Annual survey names best nonprofit employers 
Do you want to see how your organization holds up against the nonprofits that employees like best? The 2013 “Best Nonprofits To Work For,” a yearly competition conducted by The NonProfit Times and Best Companies Group, is available to peruse at
The confidential survey ranks nonprofits according to how their employees rated them in areas such as leadership and planning, role satisfaction, and work environment. Caring about employees and offering flexible benefits were among the traits common to the best-rated organizations.
Health care “play or pay” delayed until 2015
Many employers — including nonprofits — will enjoy a one-year respite from a significant provision of the 2010 health care act: shared responsibility, also known as “play or pay.” The provision will take effect Jan. 1, 2015, rather than Jan. 1, 2014, as originally scheduled. The deferral was announced in July.
Under the play-or-pay provision, “large” employers that don’t offer a “minimum value” of “affordable health coverage” to their full-time employees will risk a penalty if just one full-timer receives a premium tax credit for purchasing individual coverage through one of the new affordable insurance exchanges. “Large” employers have 50 or more full-time employees — or a mix of part-timers and full-timers that’s “equivalent” to 50 or more full-timers.
If you are a large employer, you now have more time to determine whether your coverage meets the requirements and, if it doesn’t, to consider whether to adjust coverage to comply or risk the penalties. Keep in mind that additional IRS guidance is expected.

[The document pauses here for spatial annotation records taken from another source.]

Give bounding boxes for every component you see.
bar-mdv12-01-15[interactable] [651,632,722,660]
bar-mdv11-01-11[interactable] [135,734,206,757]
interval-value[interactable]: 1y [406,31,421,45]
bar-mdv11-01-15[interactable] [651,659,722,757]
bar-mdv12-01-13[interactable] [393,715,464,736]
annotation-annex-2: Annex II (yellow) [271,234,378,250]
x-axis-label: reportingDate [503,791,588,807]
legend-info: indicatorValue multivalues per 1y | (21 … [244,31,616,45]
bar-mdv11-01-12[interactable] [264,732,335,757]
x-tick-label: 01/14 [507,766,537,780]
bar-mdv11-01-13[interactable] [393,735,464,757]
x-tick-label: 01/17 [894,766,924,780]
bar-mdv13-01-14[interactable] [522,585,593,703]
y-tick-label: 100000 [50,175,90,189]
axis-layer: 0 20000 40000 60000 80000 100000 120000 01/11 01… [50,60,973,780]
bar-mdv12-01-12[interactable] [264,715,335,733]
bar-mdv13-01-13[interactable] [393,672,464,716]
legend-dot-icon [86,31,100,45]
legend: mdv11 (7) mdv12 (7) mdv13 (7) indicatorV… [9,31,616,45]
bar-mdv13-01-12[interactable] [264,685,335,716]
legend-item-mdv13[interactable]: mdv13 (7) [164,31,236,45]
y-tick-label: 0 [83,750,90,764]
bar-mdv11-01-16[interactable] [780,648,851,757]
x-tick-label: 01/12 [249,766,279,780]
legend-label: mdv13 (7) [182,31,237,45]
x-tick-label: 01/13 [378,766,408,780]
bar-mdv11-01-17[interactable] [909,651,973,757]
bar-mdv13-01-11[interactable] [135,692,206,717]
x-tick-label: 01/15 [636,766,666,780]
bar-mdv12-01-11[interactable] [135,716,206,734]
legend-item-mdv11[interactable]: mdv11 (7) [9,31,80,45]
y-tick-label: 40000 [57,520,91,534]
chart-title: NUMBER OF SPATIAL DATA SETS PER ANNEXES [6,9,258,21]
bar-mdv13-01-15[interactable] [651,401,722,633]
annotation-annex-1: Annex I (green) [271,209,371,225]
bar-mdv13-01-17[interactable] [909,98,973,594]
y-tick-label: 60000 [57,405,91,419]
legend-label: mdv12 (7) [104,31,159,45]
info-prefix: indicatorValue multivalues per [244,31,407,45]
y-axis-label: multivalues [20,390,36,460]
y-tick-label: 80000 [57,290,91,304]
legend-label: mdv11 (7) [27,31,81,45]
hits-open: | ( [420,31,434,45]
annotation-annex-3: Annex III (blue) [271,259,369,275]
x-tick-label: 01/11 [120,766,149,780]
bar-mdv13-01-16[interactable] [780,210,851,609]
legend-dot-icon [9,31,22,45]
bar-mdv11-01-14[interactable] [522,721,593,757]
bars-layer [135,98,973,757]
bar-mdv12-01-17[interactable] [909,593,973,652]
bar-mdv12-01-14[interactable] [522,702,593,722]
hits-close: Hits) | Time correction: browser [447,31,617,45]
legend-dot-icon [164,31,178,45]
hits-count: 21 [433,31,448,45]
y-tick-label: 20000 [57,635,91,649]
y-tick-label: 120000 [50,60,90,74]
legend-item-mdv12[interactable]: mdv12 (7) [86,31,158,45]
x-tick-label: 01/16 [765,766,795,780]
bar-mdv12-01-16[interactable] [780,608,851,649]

If you’re a smaller organization, be aware that, beginning in 2014, an enhanced version of the health care coverage tax credit may be available to reimburse your nonprofit for up to 35% of the health care premiums you pay.
Contact AAF if you have questions on how these changes will affect your nonprofit.
Embezzlement scam linked to maintenance contracts
A former mechanic, with authority to approve some maintenance contracts, recently pled guilty to stealing $1.1 million from the Woodruff Arts Center, the Atlanta area’s largest cultural center. He faces a possible prison term of 41 to 51 months. According to prosecutors, the employee used bogus invoices and kickbacks from a vendor to steal from the center over several years.
One way to thwart this type of embezzlement is for the executive director to co-approve invoices — particularly large ones. And do a little digging to make sure expenses and the vendors providing the services are legitimate.